Cleaning Up Bushwick One Block At A Time

Since the pandemic started, and sanitation litter basket service got significantly cut, garbage issues have only gotten worse in Bushwick. Complaints about illegal dumping of trash, dirty sidewalks, missed collection, and derelict vehicles are among the top three issues Brooklyn Community Board 4 (CB4) has received the most complaints about since the start of the COVID-19 pandemic, Celestina Leon, CB4 District Manager told Bklyner.

“[Takeout] became a popular and necessary thing for businesses to survive. But it also created this garbage problem,” said Nicole De Santis, the Executive Director of the Clean Bushwick Initiative. “When you have budget cuts on top of communities that are already grossly underserved, you really notice the overflowing trash can.”

Litter on a sidewalk in Bushwick./ Anna Conkling Bklyner

The Clean Bushwick Initiative was created by neighbor Sarah Back, who has since moved to California, to do just that – clean up the streets of Bushwick. If a group of 30 volunteers shows up, they can collect between 60 and 70 trashbags full within one hour, says De Santis, who has been involved in the efforts since the early days of 2016, along with Assistant Director Kristen Tadrous.

“Clean Bushwick Initiative has helped connect newcomers and long-time residents to opportunities and resources to make a difference in the neighborhood through their cleanup events,” said Leon.

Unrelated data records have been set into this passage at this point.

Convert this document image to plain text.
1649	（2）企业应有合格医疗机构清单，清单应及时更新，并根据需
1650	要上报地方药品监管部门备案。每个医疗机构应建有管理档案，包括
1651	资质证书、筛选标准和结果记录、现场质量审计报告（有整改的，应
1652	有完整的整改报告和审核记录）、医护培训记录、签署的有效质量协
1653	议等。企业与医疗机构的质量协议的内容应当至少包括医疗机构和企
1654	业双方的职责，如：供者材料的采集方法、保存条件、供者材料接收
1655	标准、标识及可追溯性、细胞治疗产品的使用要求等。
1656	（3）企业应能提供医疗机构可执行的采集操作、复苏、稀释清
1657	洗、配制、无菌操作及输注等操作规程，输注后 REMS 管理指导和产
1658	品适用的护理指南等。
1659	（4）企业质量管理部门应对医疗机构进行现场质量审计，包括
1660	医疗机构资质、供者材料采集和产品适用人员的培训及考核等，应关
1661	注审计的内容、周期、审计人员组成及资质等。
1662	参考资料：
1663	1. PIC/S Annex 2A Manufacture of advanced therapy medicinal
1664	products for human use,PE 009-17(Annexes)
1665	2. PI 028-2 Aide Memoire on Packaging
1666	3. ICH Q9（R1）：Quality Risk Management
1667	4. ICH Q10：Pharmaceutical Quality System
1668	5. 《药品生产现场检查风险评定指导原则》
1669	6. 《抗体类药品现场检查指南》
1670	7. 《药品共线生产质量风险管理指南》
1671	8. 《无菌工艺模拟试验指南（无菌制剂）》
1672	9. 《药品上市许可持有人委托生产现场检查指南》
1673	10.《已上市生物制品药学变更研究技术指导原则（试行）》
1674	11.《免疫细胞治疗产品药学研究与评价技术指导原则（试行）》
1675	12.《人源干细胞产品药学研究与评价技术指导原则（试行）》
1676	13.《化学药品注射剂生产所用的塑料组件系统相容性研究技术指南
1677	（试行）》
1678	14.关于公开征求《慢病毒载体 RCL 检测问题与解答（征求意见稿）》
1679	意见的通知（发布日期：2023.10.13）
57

Volunteers planting trees./ Photo provided by De Santis

“The cleanups may seem ineffective at times due to the sheer volume of waste in Bushwick, although Clean Bushwick Initiative’s enthusiasm and community-centric efforts helped start larger conversations about waste and community accountability,” she added.  “The Clean Bushwick Initiative has willingly stepped up to play a part in reshaping that narrative, spotlighting how community members and stakeholders care about their blocks and how they look.”

Litter in Bushwick./ Anna Conkling Bklyner

“The [litter] problem can’t be stopped by more garbage pickups, more sanitation runs, more garbage cans,” said De Santis, whose organization participates in a monthly meeting of CB4 and the Sanitation Department to help tackle problems like illegal dumping. “It really has to be stopped by people caring about the greater environmental impact of trash.”

The Clean Bushwick Initiative promotes tree care, through their Tree Stewardship, where they clean and maintain tree beds to promote tree growth. The Initiative also looks after Bushwick’s Irving and Maria Hernandez parks, collecting and recycling discarded plastic bottles and cans, since the parks do not have a recycling program, like the GROWNYC one at McCarren Park.

As litter degrades, chemicals and microparticles, and poisons are released, it can then make its way into the soil, water, and the air. Recycling and limiting trash in the streets also reduces some of the health effects of being surrounded by litter.

“When you see a piece of litter on the street, it’s not just an unsightly kind of aesthetic issue. It actually can eventually become a health issue,” said De Santis. “It’s especially important to keep trees free of trash because they’re such a big environmental aid,” she added.

Volunteers with their pickup./ Photo provided by De Santis

Although the problem of trash is a “never-ending uphill battle,” said De Santis, the impact Clean Bushwick has had on her community goes beyond picking up litter.

“What’s great about these events is that people are really bonding, feeling a sense of pride, and collaborating with other people. It’s a positive experience during what’s been a very difficult (time),” she added.

“I believe any work you do In communities to make them healthier and more livable for all residents is worthwhile,” said De Santis.